Sejauh pengalaman penulis menemani kiprah teman-teman pengelola radio komunitas, khususnya di Yogyakarta, masih dijumpai adanya radio komunitas yang status kepemilikannya perorangan / pribadi, atau radio komunitas yang memiliki ketergantungan sangat tinggi kepada LSM pendampingnya, atau radio komunitas yang bercita-cita ingin menjadi radio komersial di kelak kemudian hari, atau radio komunitas yang program acaranya lebih sebagai pemuasan selera pengelolanya saja, secara umum banyak radio komunitas yang dalam pengelolaannya mendudukkan warga komunitasnya sebagai konsumen belaka.  Padahal pengelolaan semacam ini sebenarnya seperti menggali lubang kubur sendiri.

Di sisi lain, pemahaman masyarakat terhadap radio siaran didominasi oleh pola pikir radio siaran komersial.  Sehingga banyak radio komunitas yang dikelola dengan “gaya komersial” tanpa memahami dengan baik apa yang disebut management radio komersial.  Yang lebih ironis, untuk mempersiapkan “munas” radio komunitas, fasilitatornya adalah orang-orang radio komersial.
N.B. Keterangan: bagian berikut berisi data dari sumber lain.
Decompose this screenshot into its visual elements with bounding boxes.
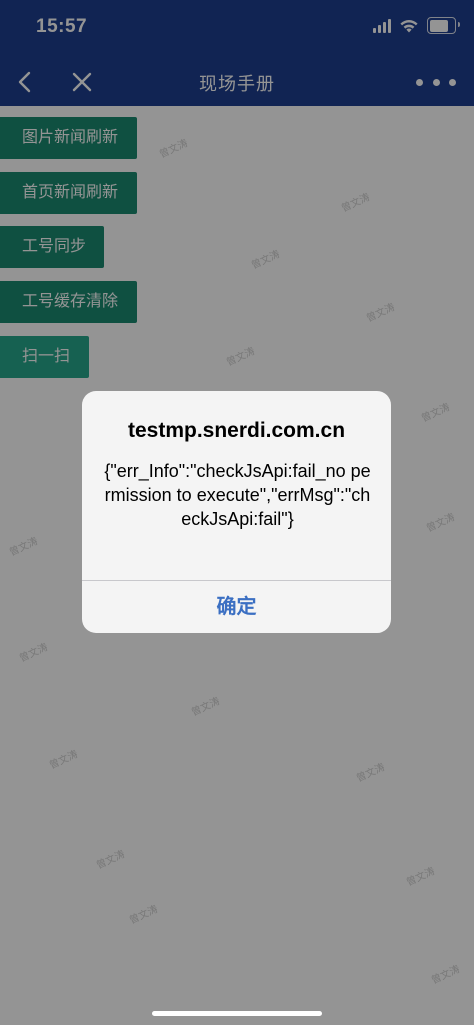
alert-dialog: testmp.snerdi.com.cn {"err_Info":"checkJ… bbox=[82, 391, 391, 633]
home-indicator[interactable] bbox=[152, 1011, 322, 1016]
confirm-button[interactable]: 确定 bbox=[82, 581, 391, 633]
dialog-message: {"err_Info":"checkJsApi:fail_no permissi… bbox=[104, 461, 371, 529]
dialog-title: testmp.snerdi.com.cn bbox=[127, 419, 346, 442]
Kita memang tidak boleh apriori terhadap rekan-rekan radio komersial yang telah mau membantu mengembangkan radio komunitas dengan tulus hati, tetapi tidak bisa dipungkiri sangat mungkin akan muncul bias di dalam proses fasilitasi itu sehingga yang difasilitasi pun akan bias pemahamannya tentang radio komunitas.  Lagi-lagi ini adalah dilema minoritas.
Secara teknis, dengan Kepmen nomor 15 th. 2003, radio komunitas dijatah 3 frekuensi yaitu frekuensi 107,7 – 107,8 dan 107,9 MHz.
Jauh lebih sedikit dari jatah frekuensi untuk radio komersial dan RRI. 3 frekuensi itu akan diperebutkan oleh berpuluh-puluh radio komunitas di tiap propinsi yang pada ujungnya bisa saja menimbulkan konflik antar radio komunitas itu.  Secara prinsip padahal syarat teknis operasionalnya cenderung sama. Proses perijinannya pun sama.  Untunglah banyak orang yang berpendapat bahwa Kepmen itu tidak sah karena salah satu dasar terbitnya keputusan itu adalah UU Penyiaran nomor 32 th. 2002, padahal UU itu saat ini sedang dalam proses Yudicial Review dan belum berlaku efektif karena belum ada peraturan pelaksananya.
Dari sisi legal formalnya, walau sudah diatur dalam UU nomor 32, namun ada beberapa hal yang sangat berat dilakoni oleh radio komunitas. Misalnya tentang Badan Hukum.  Banyak orang berpendapat bahwa Yayasan menjadi alternatif  badan hukum yang paling tepat bagi radio komunitas.  Namun penulis tidak sependapat.  Sama seperti media penyiaran publik, semestinya media penyiaran komunitas (TV dan radio) berbadan hukum khusus, yang bisa saja disebut Badan Hukum Penyiaran Komunitas.  Walaupun yayasan adalah badan hukum sosial (non komersial) namun UU Yayasan yang baru menempatkan Dewan Pembina sebagai otoritas tertinggi. Bisa saja seluruh warga komunitas ditempatkan sebagai anggota Dewan Pembina, namun jangan lupa ada kewajiban-kewajiban yang harus dipenuhi Dewan Pembina termasuk dalam hal pendanaan.  Selain itu, Menurut UU Yayasan nomor 16 tahun 2001 pasal 1 yang dimaksud dengan yayasan adalah badan hukum yang terdiri atas kekayaan yang dipisahkan dan diperuntukkan untuk mencapai tujuan tertentu di bidang sosial, keagamaan, dan kemanusiaan yang tidak mempunyai anggota.   Perdebatan tentang Badan Hukum (BH) radio komunitas ini  sampai sekarang masih terus memanas.  Atau memang dibuat berlarut-larut agar persoalan ini terus menggantung dan perkembangan radio komunitas dapat ditekan seminimal mungkin?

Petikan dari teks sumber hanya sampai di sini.